House and Senate Republicans introduced bills on Monday that would bar federal funds from being used to teach The New York Times’ “1619 Project.”
The measures are unlikely to pass the Democratic-run Congress, but the bills reflect mounting opposition to efforts to form school curriculums with the newspaper series, which reframed U.S. history with a focus on slavery and racism as the defining characteristic of the American experience.
“Activists in schools want to teach our kids to hate America and hate each other using discredited, Critical Race Theory curricula like the 1619 Project. Federal funds should not pay for activists to masquerade as teachers and indoctrinate our youth,” said Sen. Tom Cotton, Arkansas Republican, the bill’s main sponsor in the Senate.
“High-quality civics education is vital to the health of our democracy,” added Senate Minority Leader Mitch McConnell, Kentucky Republican, and another sponsor of the bill. “Debunked activist propaganda that seeks to divide has no place in American classrooms and no right to taxpayer funding.”
Republican Reps. Ken Buck of Colorado and Rick Allen of Georgia introduced the companion bill in the House.

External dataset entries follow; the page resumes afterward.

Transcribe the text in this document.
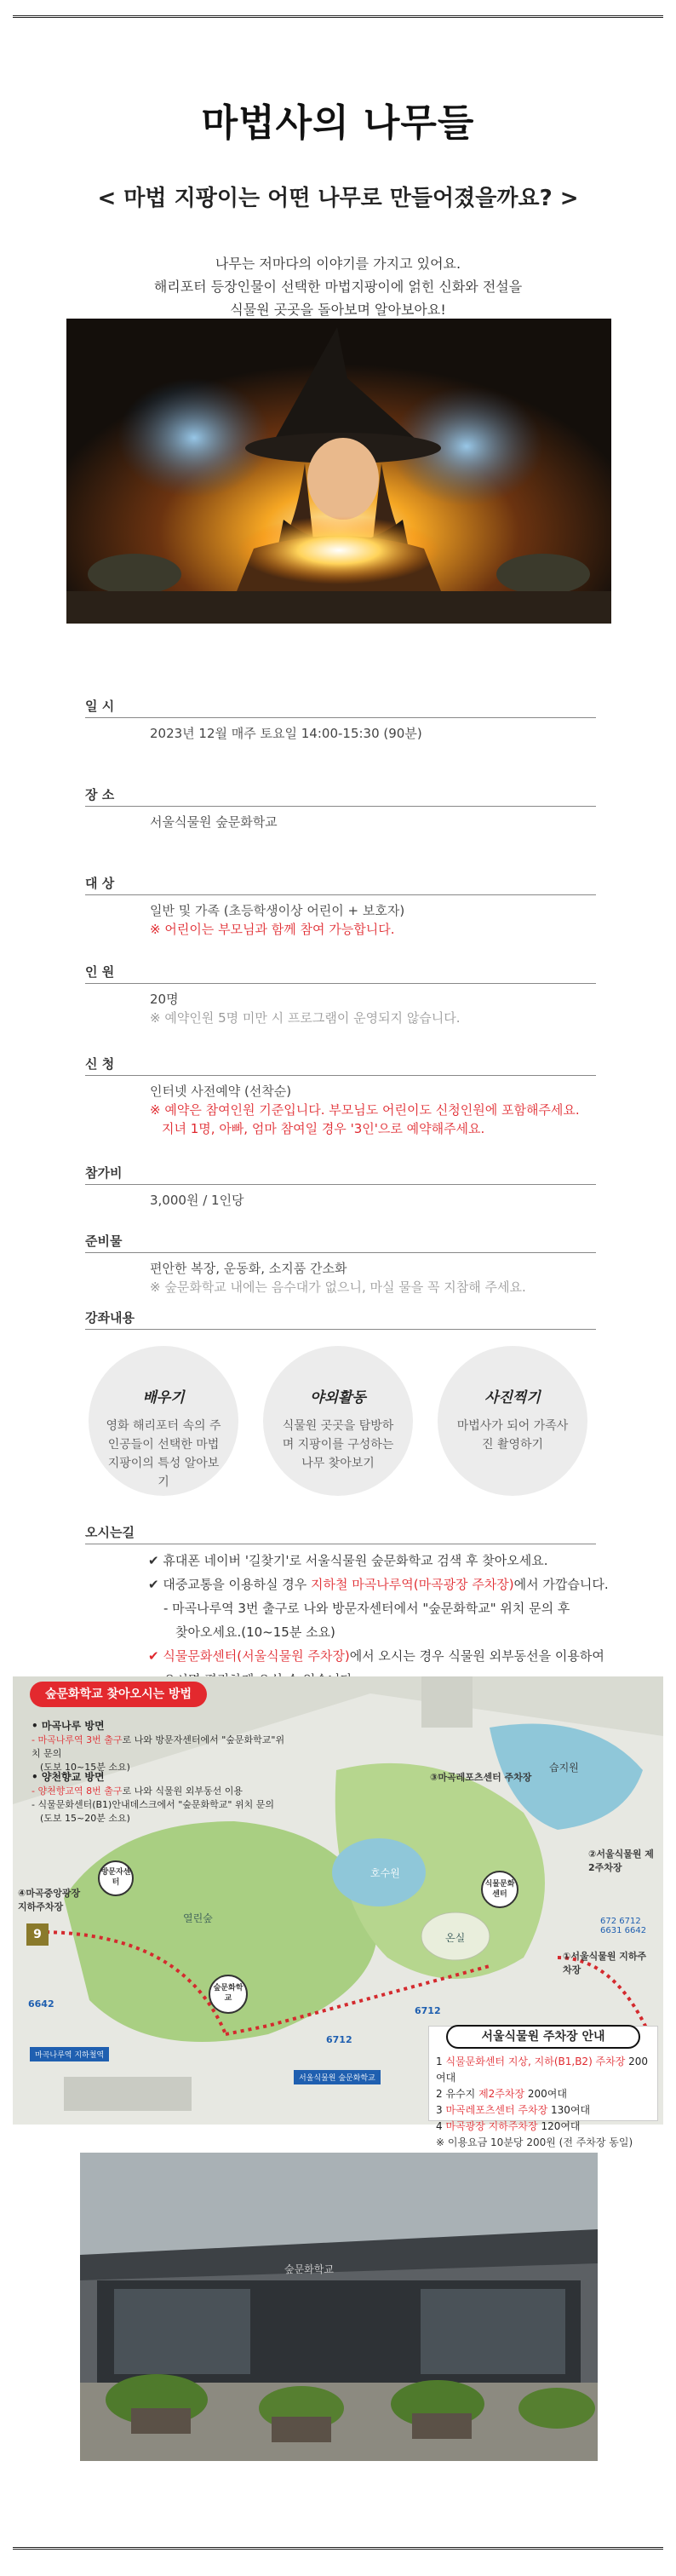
마법사의 나무들
< 마법 지팡이는 어떤 나무로 만들어졌을까요? >
나무는 저마다의 이야기를 가지고 있어요.
해리포터 등장인물이 선택한 마법지팡이에 얽힌 신화와 전설을
식물원 곳곳을 돌아보며 알아보아요!
일 시
2023년 12월 매주 토요일 14:00-15:30 (90분)
장 소
서울식물원 숲문화학교
대 상
일반 및 가족 (초등학생이상 어린이 + 보호자)
※ 어린이는 부모님과 함께 참여 가능합니다.
인 원
20명
※ 예약인원 5명 미만 시 프로그램이 운영되지 않습니다.
신 청
인터넷 사전예약 (선착순)
※ 예약은 참여인원 기준입니다. 부모님도 어린이도 신청인원에 포함해주세요.
지녀 1명, 아빠, 엄마 참여일 경우 '3인'으로 예약해주세요.
참가비
3,000원 / 1인당
준비물
편안한 복장, 운동화, 소지품 간소화
※ 숲문화학교 내에는 음수대가 없으니, 마실 물을 꼭 지참해 주세요.
강좌내용
배우기
영화 해리포터 속의 주인공들이 선택한 마법지팡이의 특성 알아보기
야외활동
식물원 곳곳을 탐방하며 지팡이를 구성하는 나무 찾아보기
사진찍기
마법사가 되어 가족사진 촬영하기
오시는길
✔ 휴대폰 네이버 '길찾기'로 서울식물원 숲문화학교 검색 후 찾아오세요.
✔ 대중교통을 이용하실 경우 지하철 마곡나루역(마곡광장 주차장)에서 가깝습니다.
- 마곡나루역 3번 출구로 나와 방문자센터에서 "숲문화학교" 위치 문의 후
찾아오세요.(10~15분 소요)
✔ 식물문화센터(서울식물원 주차장)에서 오시는 경우 식물원 외부동선을 이용하여
숲문화학교 찾아오시는 방법
• 마곡나루 방면
- 마곡나루역 3번 출구로 나와 방문자센터에서 "숲문화학교"위치 문의
(도보 10~15분 소요)
• 양천향교 방면
- 양천향교역 8번 출구로 나와 식물원 외부동선 이용
- 식물문화센터(B1)안내데스크에서 "숲문화학교" 위치 문의
(도보 15~20분 소요)
습지원
호수원
열린숲
온실
방문자센터
숲문화학교
식물문화센터
③마곡레포츠센터 주차장
②서울식물원 제2주차장
①서울식물원 지하주차장
④마곡중앙광장 지하주차장
6642
6712
6712
672 6712 6631 6642
9
마곡나루역 지하철역
서울식물원 숲문화학교
서울식물원 주차장 안내
1 식물문화센터 지상, 지하(B1,B2) 주차장 200여대
2 유수지 제2주차장 200여대
3 마곡레포츠센터 주차장 130여대
4 마곡광장 지하주차장 120여대
※ 이용요금 10분당 200원 (전 주차장 동일)
숲문화학교
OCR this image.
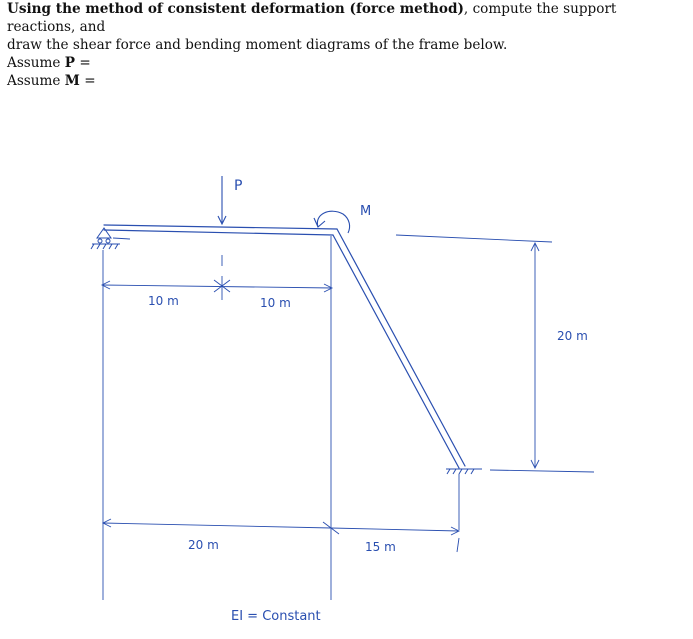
Using the method of consistent deformation (force method), compute the support reactions, and

draw the shear force and bending moment diagrams of the frame below.

Assume P =

Assume M =

P
M
10 m	10 m
20 m
20 m	15 m
EI = Constant
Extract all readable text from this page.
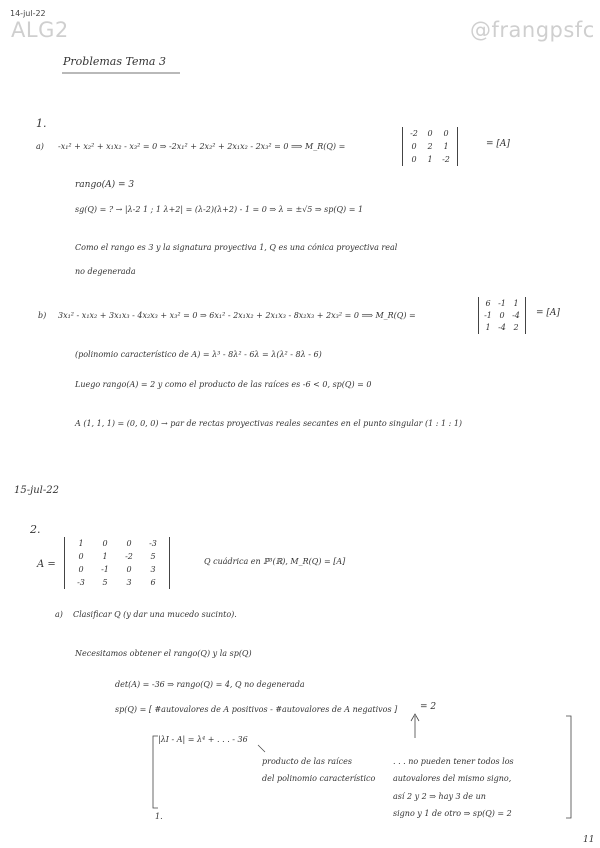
14-jul-22
ALG2	@frangpsfc
Problemas Tema 3
1.
a) -x₁² + x₂² + x₁x₂ - x₃² = 0 ⇒ -2x₁² + 2x₂² + 2x₁x₂ - 2x₃² = 0 ⟹ M_R(Q) =
-2	0	0
0	2	1
0	1	-2
= [A]
rango(A) = 3
sg(Q) = ? → |λ-2 1 ; 1 λ+2| = (λ-2)(λ+2) - 1 = 0 ⇒ λ = ±√5 ⇒ sp(Q) = 1
Como el rango es 3 y la signatura proyectiva 1, Q es una cónica proyectiva real
no degenerada
b) 3x₁² - x₁x₂ + 3x₁x₃ - 4x₂x₃ + x₃² = 0 ⇒ 6x₁² - 2x₁x₂ + 2x₁x₃ - 8x₂x₃ + 2x₃² = 0 ⟹ M_R(Q) =
6 -1 1
-1 0 -4
1 -4 2
= [A]
(polinomio característico de A) = λ³ - 8λ² - 6λ = λ(λ² - 8λ - 6)
Luego rango(A) = 2 y como el producto de las raíces es -6 < 0, sp(Q) = 0
A (1, 1, 1) = (0, 0, 0) → par de rectas proyectivas reales secantes en el punto singular (1 : 1 : 1)
15-jul-22
2.
A =
1	0	0	-3
0	1	-2	5
0	-1	0	3
-3	5	3	6
Q cuádrica en ℙ³(ℝ), M_R(Q) = [A]
a) Clasificar Q (y dar una mucedo sucinto).
Necesitamos obtener el rango(Q) y la sp(Q)
det(A) = -36 ⇒ rango(Q) = 4, Q no degenerada
sp(Q) = [ #autovalores de A positivos - #autovalores de A negativos ]	= 2
|λI - A| = λ⁴ + . . . - 36
producto de las raíces
del polinomio característico
. . . no pueden tener todos los
autovalores del mismo signo,
así 2 y 2 ⇒ hay 3 de un
signo y 1 de otro ⇒ sp(Q) = 2
1.
11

“Critical Race Theory is dangerous, anti-American, and has no place in our nation’s schools. School curriculum plays a critical role in a child’s development and greatly influences the type of adult they will become. Children shouldn’t be taught that they will be treated differently or will be racist because of their skin color,” Mr. Buck said.
Under the bills, the Education Department would be required to calculate the amount a school spent to teach about the project. It would then subtract that amount from the federal funding the school receives. Federal funding for school lunches and to teach students with disabilities would be protected.
“The true date of America’s founding is July 4, 1776, the day the Declaration of Independence was adopted by the Second Continental Congress,” the bills also assert. “The self-evident truths set forth by that Declaration are the fundamental principles upon which America was founded.”
The series, though winning a Pulitzer Prize, has been criticized for its historic inaccuracies and viewpoint that America is intrinsically racist.
The “1619 Project” claimed, among other things, that a motivation of some of the Founding Fathers to fight the American Revolution was to preserve slavery. The project also argued that the year of America’s beginning should not be considered 1776 but 1619 when the slave trade arrived in the colonies.
It also spurred thousands to write the Education Department in opposition to proposed federal grants to encourage schools to teach more about the role of slavery and racism in the nation’s history.
While the proposed grants would not require teaching the “1619 Project,” the department mentioned the series as an example of what it would like to see schools do.
“There is growing acknowledgment of the importance of including, in the teaching and learning of our country’s history, both the consequences of slavery and the significant contributions of Black Americans to our society,” the department’s proposal said. Proponents of the newspaper series, including the National Education Association, said it would enhance the teaching of American history.
The conservative Texas Public Policy Foundation, however, applauded the Republican bills. “Teaching the ‘1619 Project’ in public schools is state-funded racism, plain and simple,” said Thomas Lindsay, the group’s distinguished senior fellow. “It is a fiction-based attempt at revisionist history intended to indoctrinate future generations with radical leftwing propaganda.”